Here’s a thought: I propose that the real reason crowd numbers and ratings are down is not due to wrestling in the play-the-ball, or the success of other codes, but that the personalities of rugby league have become so grating and unlikeable that people are turning away.
‘Sterlo’ and ‘Freddy’ are the only part of the Channel 9 team I can honestly say I like. Sterlo must hold his magnificent head in his hands while listening to those two idiots go at it. Freddy, on the other hand, just seems such an excitable pup he probably has little to no idea what is going on, he just knows he is at the footy and is therefore having a great fucking time! With Ray Hadley calling the other game like a horse race and throwing his weight around to get rid of Andrew Voss, a bloke most league fans actually liked, the games have become almost unwatchable.

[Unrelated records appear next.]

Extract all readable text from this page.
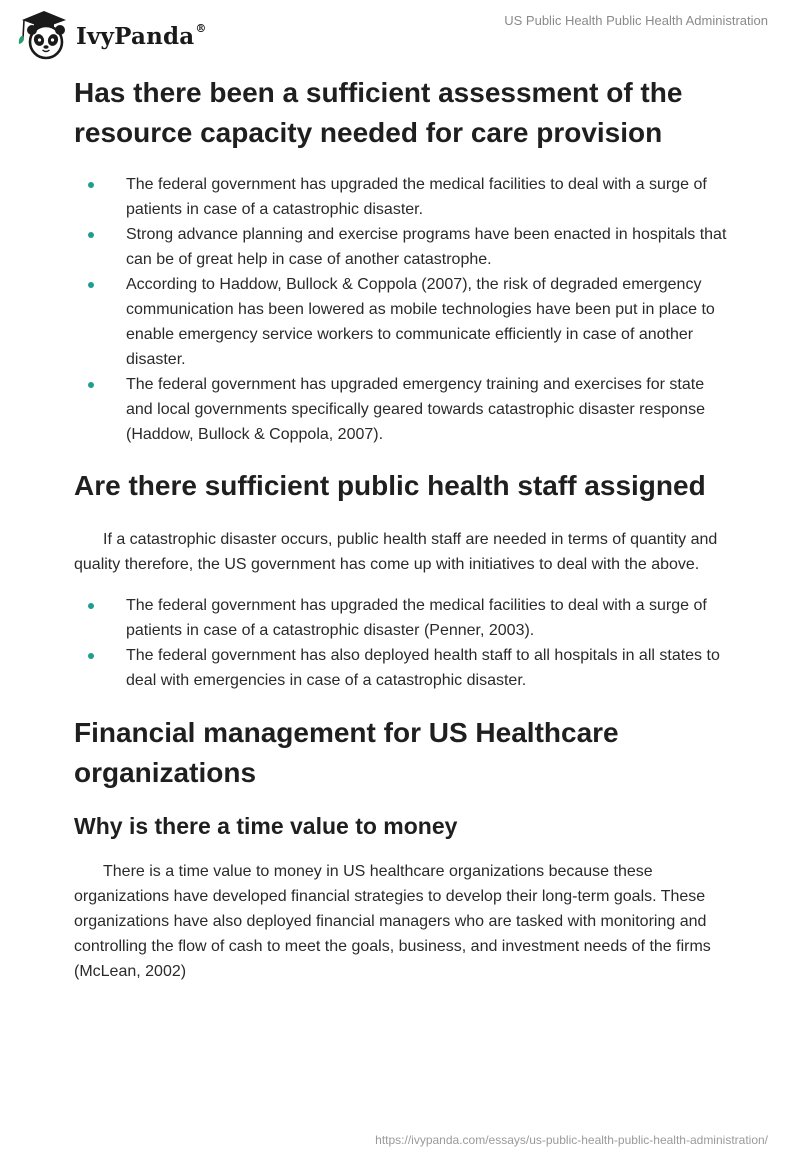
IvyPanda®
US Public Health Public Health Administration
Has there been a sufficient assessment of the resource capacity needed for care provision
The federal government has upgraded the medical facilities to deal with a surge of patients in case of a catastrophic disaster.
Strong advance planning and exercise programs have been enacted in hospitals that can be of great help in case of another catastrophe.
According to Haddow, Bullock & Coppola (2007), the risk of degraded emergency communication has been lowered as mobile technologies have been put in place to enable emergency service workers to communicate efficiently in case of another disaster.
The federal government has upgraded emergency training and exercises for state and local governments specifically geared towards catastrophic disaster response (Haddow, Bullock & Coppola, 2007).
Are there sufficient public health staff assigned

If a catastrophic disaster occurs, public health staff are needed in terms of quantity and quality therefore, the US government has come up with initiatives to deal with the above.

The federal government has upgraded the medical facilities to deal with a surge of patients in case of a catastrophic disaster (Penner, 2003).
The federal government has also deployed health staff to all hospitals in all states to deal with emergencies in case of a catastrophic disaster.
Financial management for US Healthcare organizations
Why is there a time value to money

There is a time value to money in US healthcare organizations because these organizations have developed financial strategies to develop their long-term goals. These organizations have also deployed financial managers who are tasked with monitoring and controlling the flow of cash to meet the goals, business, and investment needs of the firms (McLean, 2002)

https://ivypanda.com/essays/us-public-health-public-health-administration/
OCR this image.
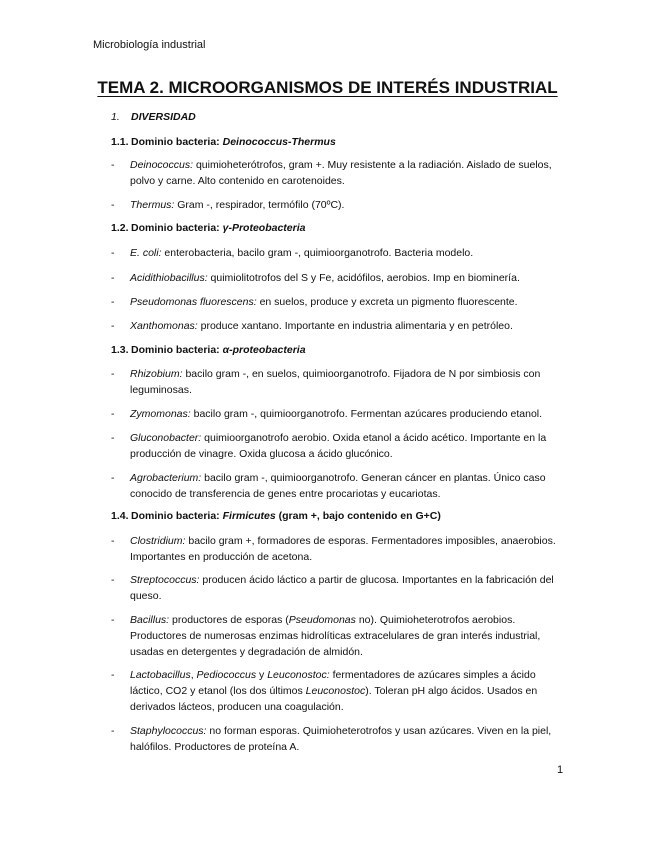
Microbiología industrial
TEMA 2. MICROORGANISMOS DE INTERÉS INDUSTRIAL
1. DIVERSIDAD
1.1. Dominio bacteria: Deinococcus-Thermus
- Deinococcus: quimioheterótrofos, gram +. Muy resistente a la radiación. Aislado de suelos, polvo y carne. Alto contenido en carotenoides.
- Thermus: Gram -, respirador, termófilo (70ºC).
1.2. Dominio bacteria: γ-Proteobacteria
- E. coli: enterobacteria, bacilo gram -, quimioorganotrofo. Bacteria modelo.
- Acidithiobacillus: quimiolitotrofos del S y Fe, acidófilos, aerobios. Imp en biominería.
- Pseudomonas fluorescens: en suelos, produce y excreta un pigmento fluorescente.
- Xanthomonas: produce xantano. Importante en industria alimentaria y en petróleo.
1.3. Dominio bacteria: α-proteobacteria
- Rhizobium: bacilo gram -, en suelos, quimioorganotrofo. Fijadora de N por simbiosis con leguminosas.
- Zymomonas: bacilo gram -, quimioorganotrofo. Fermentan azúcares produciendo etanol.
- Gluconobacter: quimioorganotrofo aerobio. Oxida etanol a ácido acético. Importante en la producción de vinagre. Oxida glucosa a ácido glucónico.
- Agrobacterium: bacilo gram -, quimioorganotrofo. Generan cáncer en plantas. Único caso conocido de transferencia de genes entre procariotas y eucariotas.
1.4. Dominio bacteria: Firmicutes (gram +, bajo contenido en G+C)
- Clostridium: bacilo gram +, formadores de esporas. Fermentadores imposibles, anaerobios. Importantes en producción de acetona.
- Streptococcus: producen ácido láctico a partir de glucosa. Importantes en la fabricación del queso.
- Bacillus: productores de esporas (Pseudomonas no). Quimioheterotrofos aerobios. Productores de numerosas enzimas hidrolíticas extracelulares de gran interés industrial, usadas en detergentes y degradación de almidón.
- Lactobacillus, Pediococcus y Leuconostoc: fermentadores de azúcares simples a ácido láctico, CO2 y etanol (los dos últimos Leuconostoc). Toleran pH algo ácidos. Usados en derivados lácteos, producen una coagulación.
- Staphylococcus: no forman esporas. Quimioheterotrofos y usan azúcares. Viven en la piel, halófilos. Productores de proteína A.
1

Then there are the players. The loveable larrikin is well and truly dead. I am loathe to bring up Willie ‘Fucking’ Mason again in one of my articles, but when he retires who have we got? A bunch of Tweeting twits with about as much personality as brown rice. David ‘Wolfman’ Williams seems alright, but he’s got to be getting on too. The rest are either quietly spoken Mormons or just plain fucking pricks. It is a broad stroke, but I stand by it.

Todd Carney, Josh Dugan, Paul Gallen, Michael Ennis, Sam ‘Squirrel Grip’ Burgess – some of the biggest names in the game, and some seriously questionable blokes. I used to think Cameron Smith was a statesman of the game, but I found it sickening to see him arguing against Newcastle being awarded a penalty as Alex McKinnon lay prone on the ground. I acknowledge Smith couldn’t have known the full extent of the injury, but he should have shown better judgement as a) referees never, never, change their decisions; b) they’re certainly not going to do it when a guy is lying critically injured on the ground; and c) sometimes you should just show some good fucking taste and let it go, Cameron.
League powers that be have always been delusional enough to think that ‘The Greatest Game of All’ will survive anything because it is, inherently, the greatest game of all, but the harsh reality is it’s not even close. Still, how do you make blokes more likeable?
In this day and age there is a lot of talk about athletes becoming cardboard cutouts, but it’s a two-way mirror, and when the media lambasts them for even the slightest misquote or misdemeanour how can you blame them for retreating into their shells? The gossip columnists that mask as sports journalists in this country are as much to blame as anyone. I wonder how long it is before Rebecca Wilson starts wandering around Darlinghurst kicking players in the shins hoping to get a reaction and a good story?

So I am laying the blame of the impending death of rugby league as we know it (I’m calling it) at the feet of the very people who are meant to be promoting and cultivating the game.
The whole system needs an overhaul. Channel 9 needs to be stripped of the rights and its team of rodeo clowns put out to pasture. The Daily Telegraph and News Limited, well they just need to be burned to the ground. And a new bunch of people need to step up and take the reigns. Along with Freddy and Sterlo.